L'alfabeto venetico è nel complesso unitario (salvo alcune particolarità locali) e rappresenta l'adattamento, con lievi modifiche, di un modello etrusco con tratti arcaici, integrato dal greco (si noti la o posta in coda all'abecedario venetico). L'apprendimento della scrittura da parte dei V. è avvenuto verosimilmente nelle colonie etrusche dell'Italia settentrionale incluse o al margine del territorio veneto (Felsina-Spina-Adria). È stato definito il sistema di puntuazione che ripete, con maggiore esattezza, un modello usato in alcune iscrizioni etrusche arcaiche; la norma seguita con notevole regolarità, soprattutto nei testi atestini, è la seguente: sono puntuate le vocali iniziali di parola o di sillaba e le consonanti finali di parola e di sillaba, ivi compreso .i. ed .u. secondo elemento di dittongo. Si è potuto individuare, inoltre, quali sono i nessi consonantici non soggetti a puntuazione, vale a dire i gruppi tautosillabici; essi sono costituiti da consonante seguita da continua (n, r, l, s, s′) e le tavolette alfabetiche atestine - documento quasi unico del genere nell'antichità - ne segnalano una lunga lista (l'individuazione è del Beeler). L'interpunzione è inoltre impiegata come segno di abbreviazione (si riconoscono ora con sicurezza alcune parole in forma abbreviata). Le placche atestine ci forniscono importanti ragguagli sul sillabario venetico e ci documentano due tipi di abecedarî, uno rituale sprovvisto di vocali ed uno completo di evidente derivazione etrusca (cfr. Cordenons 1); dalle due prime lettere dell'alfabeto "rituale" (lo ha riconosciuto O. Haas) si è ricavato un sostantivo, molto comune nel formulario, vza.n. (accus.) che indica l'ex voto iscritto (cfr. per la formazione: abecedarium). Nelle tavolette la voce akeo - che figura ripetuta per lo più 16 volte - è stata interpretata (dal Lejeune) come equivalente della formula magica gr. τὸ ἄλϕα και τὸ ὧ (si osserverà l'equivalenza di ke col gr. καί, non col lat. -que, come si era ritenuto in altri esempî nelle iscrizioni venetiche). Di alcune iscrizioni già note si è proposta una nuova lettura ed esegesi altre inoltre sono state rinvenute negli ultimi anni nel Veneto settentrionale.

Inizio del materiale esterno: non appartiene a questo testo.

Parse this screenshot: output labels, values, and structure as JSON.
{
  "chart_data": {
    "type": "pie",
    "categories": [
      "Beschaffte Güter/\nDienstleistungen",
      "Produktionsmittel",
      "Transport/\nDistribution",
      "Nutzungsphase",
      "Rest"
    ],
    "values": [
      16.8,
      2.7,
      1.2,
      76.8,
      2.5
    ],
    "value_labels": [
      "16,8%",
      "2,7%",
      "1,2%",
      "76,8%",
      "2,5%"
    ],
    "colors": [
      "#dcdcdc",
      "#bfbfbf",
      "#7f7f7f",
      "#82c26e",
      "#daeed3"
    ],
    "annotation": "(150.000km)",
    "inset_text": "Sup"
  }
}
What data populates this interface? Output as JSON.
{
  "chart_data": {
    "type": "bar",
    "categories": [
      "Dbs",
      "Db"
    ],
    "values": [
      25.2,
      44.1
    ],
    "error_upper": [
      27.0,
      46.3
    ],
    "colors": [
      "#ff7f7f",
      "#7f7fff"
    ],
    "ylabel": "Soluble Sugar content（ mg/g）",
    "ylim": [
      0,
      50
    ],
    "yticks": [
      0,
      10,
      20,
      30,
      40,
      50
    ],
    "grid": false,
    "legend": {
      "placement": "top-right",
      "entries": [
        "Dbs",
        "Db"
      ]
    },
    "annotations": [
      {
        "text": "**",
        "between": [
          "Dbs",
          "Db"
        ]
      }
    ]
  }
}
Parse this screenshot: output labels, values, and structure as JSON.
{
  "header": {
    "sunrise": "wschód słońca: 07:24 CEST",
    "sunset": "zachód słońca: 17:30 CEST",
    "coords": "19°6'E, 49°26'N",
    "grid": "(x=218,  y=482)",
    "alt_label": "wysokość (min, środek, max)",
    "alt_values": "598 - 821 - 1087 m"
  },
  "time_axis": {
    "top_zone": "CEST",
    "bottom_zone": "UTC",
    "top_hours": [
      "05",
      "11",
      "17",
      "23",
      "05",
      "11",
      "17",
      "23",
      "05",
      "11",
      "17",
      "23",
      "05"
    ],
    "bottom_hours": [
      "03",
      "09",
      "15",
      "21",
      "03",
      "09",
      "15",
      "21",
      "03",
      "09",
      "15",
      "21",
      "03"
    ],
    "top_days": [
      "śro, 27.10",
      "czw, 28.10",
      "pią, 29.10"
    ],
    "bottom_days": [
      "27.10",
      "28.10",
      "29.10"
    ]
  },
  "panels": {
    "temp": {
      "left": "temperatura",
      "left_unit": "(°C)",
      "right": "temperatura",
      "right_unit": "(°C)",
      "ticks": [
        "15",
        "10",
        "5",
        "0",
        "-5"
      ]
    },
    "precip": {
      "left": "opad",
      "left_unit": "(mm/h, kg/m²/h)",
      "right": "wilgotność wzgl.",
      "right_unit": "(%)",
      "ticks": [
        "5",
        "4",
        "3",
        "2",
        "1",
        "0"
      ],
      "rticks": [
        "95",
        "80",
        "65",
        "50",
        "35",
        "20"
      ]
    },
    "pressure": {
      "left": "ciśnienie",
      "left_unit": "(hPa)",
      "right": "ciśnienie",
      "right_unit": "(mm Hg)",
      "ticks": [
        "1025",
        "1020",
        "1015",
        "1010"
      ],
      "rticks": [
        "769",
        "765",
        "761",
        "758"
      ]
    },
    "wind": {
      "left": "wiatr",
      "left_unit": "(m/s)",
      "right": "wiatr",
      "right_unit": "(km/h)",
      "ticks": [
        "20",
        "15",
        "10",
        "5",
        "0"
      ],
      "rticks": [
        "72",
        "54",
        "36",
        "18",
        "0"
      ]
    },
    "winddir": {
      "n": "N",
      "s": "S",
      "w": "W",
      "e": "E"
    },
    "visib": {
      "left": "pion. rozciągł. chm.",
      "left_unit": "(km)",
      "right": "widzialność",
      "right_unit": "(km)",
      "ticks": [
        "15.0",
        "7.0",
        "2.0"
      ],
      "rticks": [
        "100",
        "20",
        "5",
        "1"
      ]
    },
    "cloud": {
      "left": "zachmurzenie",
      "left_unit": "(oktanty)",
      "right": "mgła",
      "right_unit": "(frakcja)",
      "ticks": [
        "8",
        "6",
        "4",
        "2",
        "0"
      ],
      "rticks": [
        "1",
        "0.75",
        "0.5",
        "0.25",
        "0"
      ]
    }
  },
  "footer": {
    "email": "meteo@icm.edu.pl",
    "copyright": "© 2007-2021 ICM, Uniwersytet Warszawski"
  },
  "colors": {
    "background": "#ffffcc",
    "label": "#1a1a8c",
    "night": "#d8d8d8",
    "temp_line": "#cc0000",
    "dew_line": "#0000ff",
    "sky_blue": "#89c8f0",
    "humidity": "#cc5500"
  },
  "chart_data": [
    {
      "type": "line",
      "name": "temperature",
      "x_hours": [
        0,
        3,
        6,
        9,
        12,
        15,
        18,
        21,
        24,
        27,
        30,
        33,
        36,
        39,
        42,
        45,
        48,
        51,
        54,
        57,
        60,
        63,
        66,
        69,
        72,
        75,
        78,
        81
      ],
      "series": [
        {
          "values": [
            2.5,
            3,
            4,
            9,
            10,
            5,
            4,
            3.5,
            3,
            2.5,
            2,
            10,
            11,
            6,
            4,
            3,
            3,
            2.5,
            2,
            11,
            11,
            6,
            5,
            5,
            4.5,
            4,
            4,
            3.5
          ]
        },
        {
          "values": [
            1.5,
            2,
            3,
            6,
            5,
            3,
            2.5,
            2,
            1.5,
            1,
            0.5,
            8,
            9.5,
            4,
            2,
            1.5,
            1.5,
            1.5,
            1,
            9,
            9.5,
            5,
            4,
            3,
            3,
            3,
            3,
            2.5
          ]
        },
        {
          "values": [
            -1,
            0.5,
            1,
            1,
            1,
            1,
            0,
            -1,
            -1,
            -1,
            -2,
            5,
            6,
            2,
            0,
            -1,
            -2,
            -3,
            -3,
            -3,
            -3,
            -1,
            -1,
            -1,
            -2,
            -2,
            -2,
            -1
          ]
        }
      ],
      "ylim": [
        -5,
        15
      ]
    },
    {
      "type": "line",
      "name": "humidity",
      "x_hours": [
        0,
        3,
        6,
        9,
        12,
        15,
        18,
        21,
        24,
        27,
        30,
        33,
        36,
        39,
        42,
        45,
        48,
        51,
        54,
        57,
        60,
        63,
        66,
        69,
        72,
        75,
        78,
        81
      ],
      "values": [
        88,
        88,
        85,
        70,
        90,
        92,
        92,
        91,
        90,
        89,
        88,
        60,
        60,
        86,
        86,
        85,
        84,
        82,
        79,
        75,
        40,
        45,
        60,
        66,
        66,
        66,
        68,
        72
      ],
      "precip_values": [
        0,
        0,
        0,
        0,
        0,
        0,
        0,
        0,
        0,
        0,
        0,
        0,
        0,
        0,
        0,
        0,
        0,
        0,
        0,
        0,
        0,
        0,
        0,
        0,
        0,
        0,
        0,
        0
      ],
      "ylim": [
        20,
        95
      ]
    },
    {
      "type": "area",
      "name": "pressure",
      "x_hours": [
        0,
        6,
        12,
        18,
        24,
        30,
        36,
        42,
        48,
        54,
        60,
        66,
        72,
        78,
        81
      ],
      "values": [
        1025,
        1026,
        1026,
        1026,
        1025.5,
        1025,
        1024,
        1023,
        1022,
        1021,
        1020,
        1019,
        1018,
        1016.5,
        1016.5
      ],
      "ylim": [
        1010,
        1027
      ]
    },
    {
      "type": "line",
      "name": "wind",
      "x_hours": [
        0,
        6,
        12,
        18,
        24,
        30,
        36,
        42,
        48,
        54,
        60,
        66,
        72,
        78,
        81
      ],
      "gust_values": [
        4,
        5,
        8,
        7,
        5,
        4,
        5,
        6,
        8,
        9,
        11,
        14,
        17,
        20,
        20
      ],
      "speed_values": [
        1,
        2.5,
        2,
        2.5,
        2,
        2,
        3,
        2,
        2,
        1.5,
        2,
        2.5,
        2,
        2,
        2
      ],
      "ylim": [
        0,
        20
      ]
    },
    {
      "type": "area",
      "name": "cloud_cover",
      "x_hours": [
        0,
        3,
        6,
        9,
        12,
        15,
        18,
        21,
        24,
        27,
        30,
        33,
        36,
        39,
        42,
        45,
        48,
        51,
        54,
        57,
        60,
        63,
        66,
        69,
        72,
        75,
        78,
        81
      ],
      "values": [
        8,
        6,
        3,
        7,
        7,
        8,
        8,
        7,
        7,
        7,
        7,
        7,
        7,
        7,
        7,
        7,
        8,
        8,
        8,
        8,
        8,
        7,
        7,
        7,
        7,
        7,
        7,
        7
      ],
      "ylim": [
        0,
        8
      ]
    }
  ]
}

L'analisi approfondita dei tratti linguistici del venetico rivela che tale lingua non presenta una stretta connessione con l'illirico (e in particolare col messapico), come si era creduto per il passato; si tratta invece di una lingua indoeuropea occidentale autonoma che offre peraltro numerose isoglosse in comune con le lingue italiche (in senso lato) e in particolare col latino (non a caso i Venetulani del Lazio si possono considerare una probabile propaggine di veneti). Si noti l'importante parallelismo latino-venetico nell'evoluzione delle consonanti sonore aspirate bh e dh che hanno dato all'iniziale f- e all'interno b e d; una evoluzione analoga si osserva forse per gh > h-; ie. æu̯ rimane intatto, come in latino, a giudicare da ekvo.n. = lat. equum; zono.m. corrisponde esattamente a donum. Si è potuta identificare con sicurezza la prep. per, cfr. lat. per, ed op, cfr. lat. ob (con differente reggenza). Un'interessante convergenza sintattica latino-venetica è offerta dall'uso dell'accusativo della persona alla quale è offerto il dono.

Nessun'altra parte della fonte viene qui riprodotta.